Ajout le 04.02.20 : On me dit dans l'oreillette que mon article rejoint le Rapport Racine du gouvernement paru le 22 janvier 2020. Une fois trouvé ce rapport "sur l’état des mutations que les activités de création ont pu connaître ces trente dernières années", je découvre par exemple :

"En premier lieu, la dégradation de la situation économique et sociale des artistes-auteurs se
traduit par une érosion de leurs revenus, en dépit de l’augmentation générale de la valeur
créée. Peu rémunérateurs en moyenne, les métiers de la création sont affectés d’un fort biais
social, tandis que parmi les artistes-auteurs, les jeunes et les femmes sont particulièrement
exposés aux difficultés socio-économiques. La définition même de l’artiste-auteur professionnel
est entourée d’imprécisions et fait l’objet d’interprétations divergentes, d’où l’aspiration
fréquemment exprimée à un statut. Les artistes-auteurs, dont le temps de travail n’est pas
rémunéré en tant que tel, pâtissent enfin du déséquilibre des relations avec les acteurs de l’aval
(éditeurs, producteurs, diffuseurs, etc). 

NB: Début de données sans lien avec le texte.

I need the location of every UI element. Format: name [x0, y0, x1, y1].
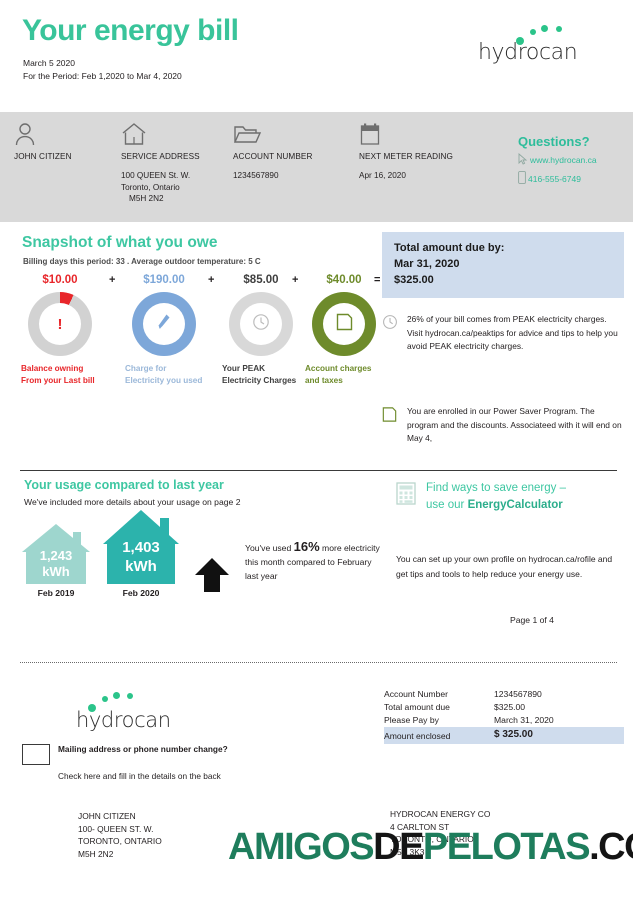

D’autres facteurs, plus conjoncturels, expliquent par ailleurs l’aggravation récente du malaise
des artistes-auteurs : l’insuffisante prise en compte des conséquences pour eux de certaines
réformes sociales, les difficultés administratives auxquelles ils se heurtent trop souvent, ainsi
que la perspective de la réforme des retraites, perçue comme une menace pour le système de
sécurité sociale des artistes-auteurs."